- VHS cover
- Directed by: Bradford May
- Written by: Ronald Parker
- Produced by: Peter V. Ware
- Starring: Adam Baldwin; Julie Carmen; Emile Hirsch;
- Cinematography: John Stokes
- Edited by: Buford F. Hayes
- Music by: J. Peter Robinson
- Production company: Fox Television Studios
- Distributed by: Twentieth Century Fox
- Release date: May 19, 1998; (United States)
- Running time: 86 minutes
- Language: English
- Budget: $8 million

= Gargantua (film) =

Gargantua is an American 1998 giant monster television film, starring Adam Baldwin, Julie Carmen and Emile Hirsch. It was directed by Bradford May and written by Ronald Parker. The film was shot on location throughout Gold Coast, Queensland, Australia.

==Plot==
On the island of Malau, marine biologist Jack Ellway (Adam Baldwin) studies the effect of seismic activity on the area's marine life. A string of mysterious drownings soon turns their research project into a beachfront disaster as Jack learns that a nearby underwater trench is home to a family of giant amphibians that have mutated after prolonged exposure to buried pesticides. As Jack and local doctor Alyson Hart (Julie Carmen) explore the surrounding ocean for the creatures, the military arrives and begins to investigate. Jack's son, Brandon (Emile Hirsch), discovers and befriends a baby creature that is able to leave the ocean and walk on land. A more dangerous, bear sized creature responsible for incidents at the beach and implied to be the baby's older brother, also comes ashore and causes a panic before being captured.

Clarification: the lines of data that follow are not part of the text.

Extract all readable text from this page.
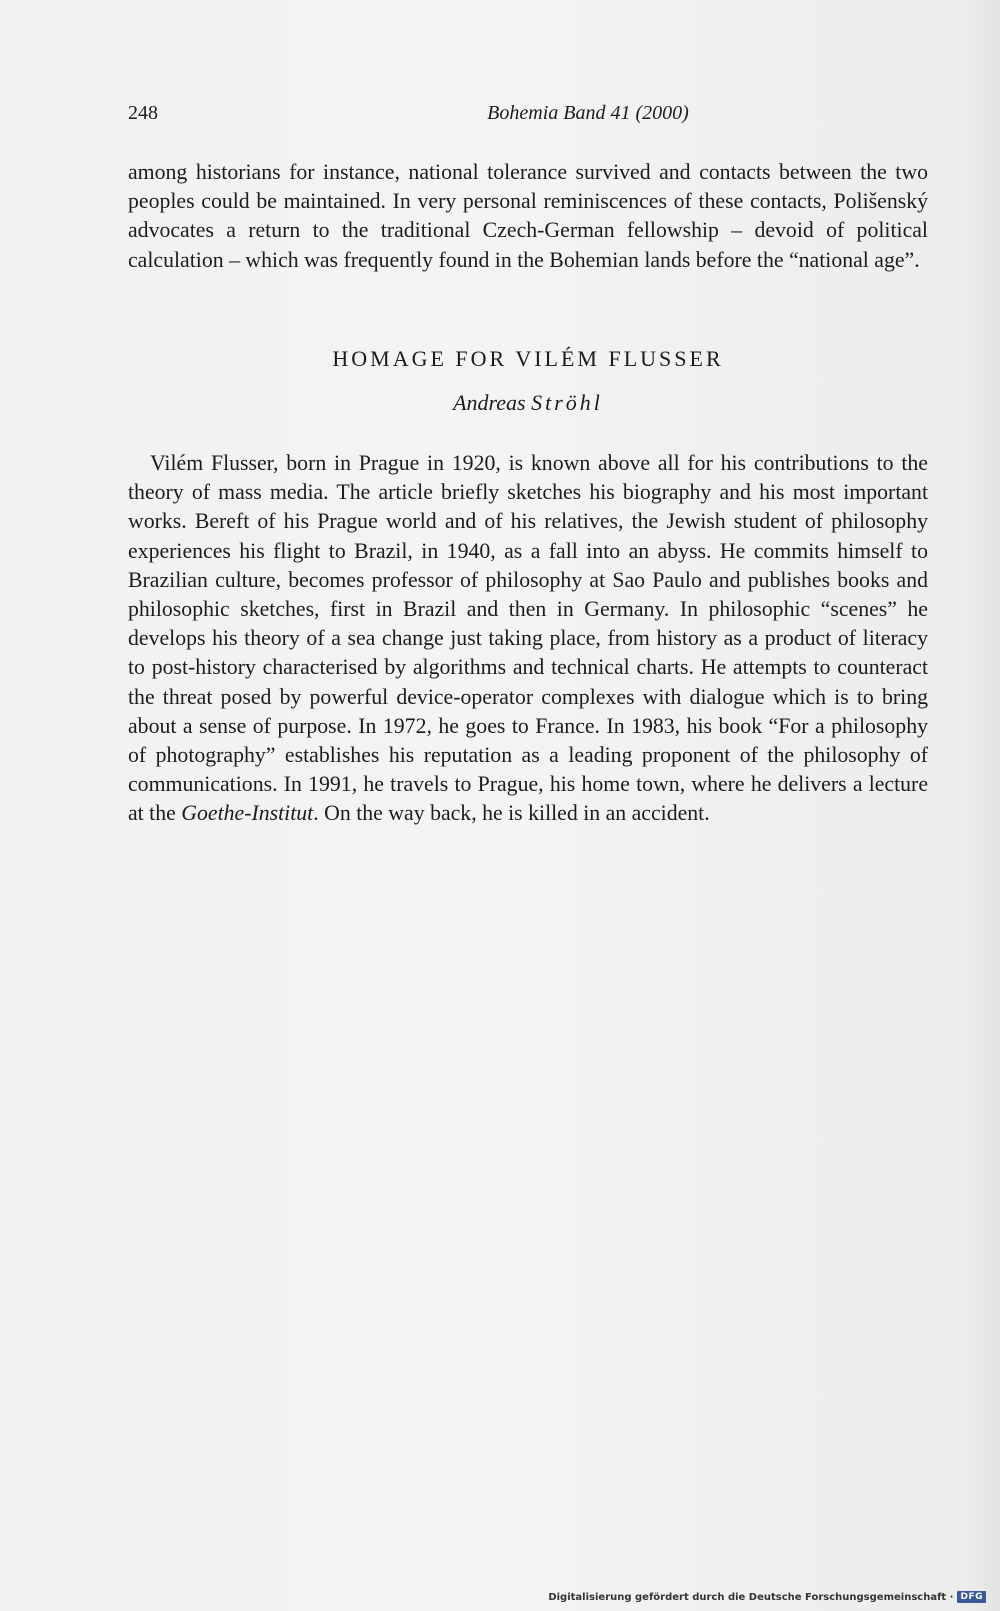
248	Bohemia Band 41 (2000)

among historians for instance, national tolerance survived and contacts between the two peoples could be maintained. In very personal reminiscences of these contacts, Polišenský advocates a return to the traditional Czech-German fellowship – devoid of political calculation – which was frequently found in the Bohemian lands before the “national age”.

HOMAGE FOR VILÉM FLUSSER
Andreas Ströhl

Vilém Flusser, born in Prague in 1920, is known above all for his contributions to the theory of mass media. The article briefly sketches his biography and his most important works. Bereft of his Prague world and of his relatives, the Jewish student of philosophy experiences his flight to Brazil, in 1940, as a fall into an abyss. He commits himself to Brazilian culture, becomes professor of philosophy at Sao Paulo and publishes books and philosophic sketches, first in Brazil and then in Germany. In philosophic “scenes” he develops his theory of a sea change just taking place, from history as a product of literacy to post-history characterised by algorithms and technical charts. He attempts to counteract the threat posed by powerful device-operator complexes with dialogue which is to bring about a sense of purpose. In 1972, he goes to France. In 1983, his book “For a philosophy of photography” establishes his reputation as a leading proponent of the philosophy of communications. In 1991, he travels to Prague, his home town, where he delivers a lecture at the Goethe-Institut. On the way back, he is killed in an accident.

Digitalisierung gefördert durch die Deutsche Forschungsgemeinschaft · DFG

Whilst held captive, the older brother and baby creature's cries cause the mother to rise from the deep to reclaim her children. After a plan to lure the mother back out to sea by releasing the younger creature goes astray, due to a greedy fisherman trying to abduct the juvenile for a huge payout to an exotic animal dealer, the mother begins searching the island for her offspring. Her destructive advance forces Colonel Wayne (Bobby Hosea), in charge of the local military, to get involved. Fearing for the safety of the islands and his men, the Colonel reluctantly gives the orders to attack and the mother creature is killed. Revealing the existence of the baby creature to his father, Brandon assists Jack in a new plan to ensure the creature's safety whilst the remorseful Colonel Wayne buys them time. An adult male, the mate of the slain female and father of the two juveniles, arrives to reclaim his offspring and deceased mate. The Ellways manage to free the two juveniles and all three remaining creatures depart back to the deep sea.

==Cast==
- Adam Baldwin as Dr. Jack Ellway
- Julie Carmen as Dr. Alyson Hart
- Emile Hirsch as Brandon Ellway
- Bobby Hosea as Coronel Wayne
- Doug Penty as Paul Bateman
- Peter Adams as Dr. Ralph Hale
- Alexander Petersons as Derek Lawson
- Monroe Reimers as Presidente Manny Moki
- Darren Selby as Kikko
- Tony Briggs as Police Chief
- Don Battee as T J
- Clayton Watson as G.I. Wimberley

==In other media==
Gargantua was novelized by K. Robert Andreassi, a pseudonym for Keith R.A. DeCandido, and published by Tor Books.

==Reception==
Gargantua made its television premiere on the same night that one of its rival projects, Godzilla (1998), had its theatrical release. Gargantua holds a 21% rating on Rotten Tomatoes.

Julie Carmen was nominated for the ALMA Award in 1999 for her performance in this movie. She was indicated in the category "Outstanding Individual Performance in a Made-for-Television Movie or Mini-Series in a Crossover Role".